Impact of novel genetic variants in HYOU1 on neutrophil phenotype Free

Neutrophils, the most abundant leukocytes in the innate immune system, are crucial for defending against pathogens at the frontline. Severe congenital neutropenia (SCN) is a hereditary hematologic disorder marked by severe, chronic neutropenia and recurrent bacterial infections starting in early infancy. To date, around 20 causative genes for SCN have been identified, including ELANE, HAX1, G6PC3, GFI1, JAGN1, and SRP54. Many of these genes are linked to the endoplasmic reticulum (ER), which plays pivotal roles in protein synthesis, post-translational modifications, protein folding, and protein homeostasis. Hypoxia up-regulated 1 (HYOU1), a stress-induced chaperone located in the ER lumen, is also known as a responsible gene for SCN. Its deficiency contributes to neutropenia, as well as defects in B cells and dendritic cells. As a member of the heat shock protein 70 family, HYOU1 serves as a chaperone molecule, activated by external stressors such as ER stress, hypoxia, ischemia, and hypoglycemia.

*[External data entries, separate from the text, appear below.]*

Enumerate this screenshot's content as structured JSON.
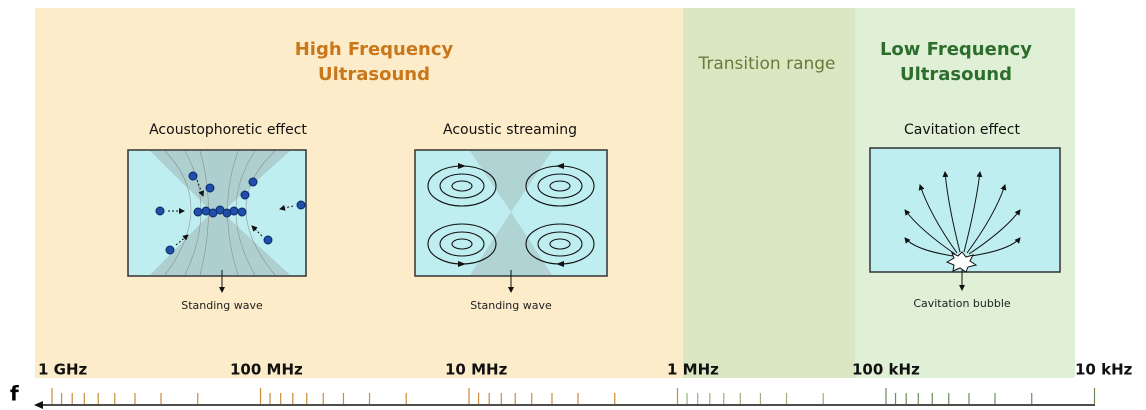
{
  "high_frequency": {
    "title": [
      "High Frequency",
      "Ultrasound"
    ],
    "panels": [
      {
        "title": "Acoustophoretic effect",
        "caption": "Standing wave"
      },
      {
        "title": "Acoustic streaming",
        "caption": "Standing wave"
      }
    ]
  },
  "transition": {
    "title": "Transition range"
  },
  "low_frequency": {
    "title": [
      "Low Frequency",
      "Ultrasound"
    ],
    "panels": [
      {
        "title": "Cavitation effect",
        "caption": "Cavitation bubble"
      }
    ]
  },
  "axis": {
    "symbol": "f",
    "labels": [
      "1 GHz",
      "100 MHz",
      "10 MHz",
      "1 MHz",
      "100 kHz",
      "10 kHz"
    ]
  }
}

Here, we identified novel homozygous variants in HYOU1 in two unrelated patients: a 10-year-old girl (patient 1, P1) and a 3-month-old boy (patient 2, P2), both presenting as small for gestational age and exhibited failure to thrive, along with neutropenia, hypogammaglobulinemia, and B-cell deficiency. Additionally, P1 displayed abnormal glucose metabolism, mild mental retardation, and dysmorphic facial features. The variants were p.L469P (P1) and p.F179V (P2), respectively. The transferrin isoform profile of P2 showed increased disialo- and trisialo-transferrin with decreased tetrasialo-transferrin, indicating N-glycosylation defects. Immunophenotyping of peripheral blood mononuclear cells (PBMCs) from both patients confirmed severe B-cell loss, with the remaining B cells being transitional or naïve, and no memory B cells detected. Additionally, the total percentage of NK cells was reduced in both patients. P1 started IVIG at 2 years of age, and P2 started IVIG at 1 month of age and G-CSF at 3 months of age.

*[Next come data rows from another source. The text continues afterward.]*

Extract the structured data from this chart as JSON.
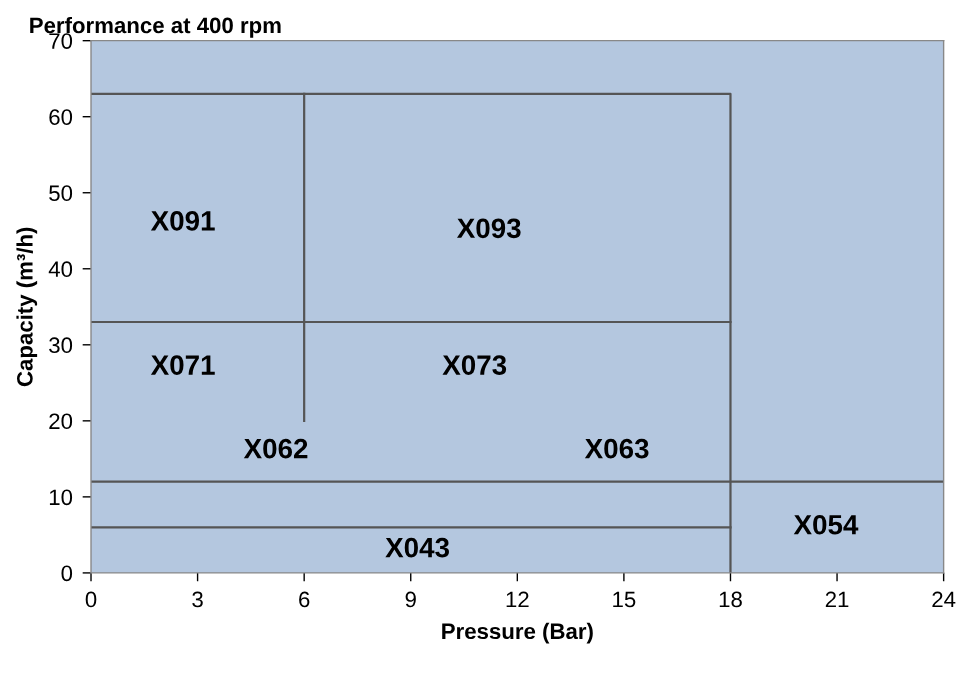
{
  "chart_data": {
    "type": "line",
    "title": "Performance at 400 rpm",
    "xlabel": "Pressure (Bar)",
    "ylabel": "Capacity (m³/h)",
    "xlim": [
      0,
      24
    ],
    "ylim": [
      0,
      70
    ],
    "xticks": [
      0,
      3,
      6,
      9,
      12,
      15,
      18,
      21,
      24
    ],
    "yticks": [
      0,
      10,
      20,
      30,
      40,
      50,
      60,
      70
    ],
    "grid": false,
    "marker": "none",
    "line_style": "solid",
    "bands": [
      {
        "axis": "x",
        "from": 0,
        "to": 24,
        "color": "#b4c7df"
      }
    ],
    "series": [
      {
        "color": "#555555",
        "x": [
          0,
          18,
          18
        ],
        "values": [
          63,
          63,
          0
        ]
      },
      {
        "color": "#555555",
        "x": [
          0,
          18
        ],
        "values": [
          33,
          33
        ]
      },
      {
        "color": "#555555",
        "x": [
          6,
          6
        ],
        "values": [
          63,
          20
        ]
      },
      {
        "color": "#555555",
        "x": [
          0,
          24
        ],
        "values": [
          12,
          12
        ]
      },
      {
        "color": "#555555",
        "x": [
          0,
          18
        ],
        "values": [
          6,
          6
        ]
      }
    ],
    "annotations": [
      "X091",
      "X093",
      "X071",
      "X073",
      "X062",
      "X063",
      "X054",
      "X043"
    ]
  }
}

To functionally validate these novel genetic variants, we introduced patient-specific variants (HYOU1 p.L469P and p.F179V, and a previously reported variant p.Y231H) into healthy donor-derived iPS cells (iPSCs) using CRISPR-Cas9 editing and differentiated these engineered cells into neutrophils. Unlike HD-iPSCs, HYOU1-mutated iPSCs showed reduced neutrophil differentiation, increased Caspase 3/7 activity, and impaired maturation. Colony assays using the CD34-positive cells also demonstrated a decrease in granulocyte colonies in HYOU1-mutated iPSCs as opposed to HD-iPSCs, suggesting that HYOU1-mutated iPSCs had a reduced capacity to differentiate into neutrophil compared to HD-iPSCs. We also corrected the p.L469P variant in patient-derived iPSCs (PD-iPSCs) and differentiated them into neutrophils. The corrected iPSCs exhibited higher viable cell counts, reduced Caspase 3/7 activity, and restored maturation compared to uncorrected PD-iPSCs. These findings confirm that the novel variants in HYOU1 are responsible for the phenotype of neutropenia observed in the patients.

To investigate the effect of HYOU1 variants at the protein level, a comparative proteomic analysis of peripheral blood neutrophils was conducted using samples from patients with variants in HYOU1, as well as in ELANE and SRP54, alongside samples from a healthy donor (HD). The UMAP analysis clearly distinguished between normal and SCN clusters. Within the SCN clusters, the proteomic profile of P1 formed a distinct cluster, separate from the proteomes of patients with variants in ELANE and SRP54. Gene ontology analysis revealed that HYOU1-mutant neutrophils specifically exhibited a reduction in proteins related to Coat Protein Complex II (COPII) vesicle coating, ER-to-Golgi vesicle-mediated transport, and vesicle targeting compared to those from HD or SCN patients with ELANE or SRP54variants. This suggests HYOU1 may be involved in intracellular trafficking from the ER to the Golgi in neutrophils.

In conclusion, functional validation using iPSCs confirmed that these novel HYOU1 variants cause neutropenia in humans. Proteomic analysis of primary neutrophils suggests HYOU1's involvement in ER-to-Golgi intracellular trafficking. These findings underscore HYOU1's essential role in immune cell development and congenital neutropenia.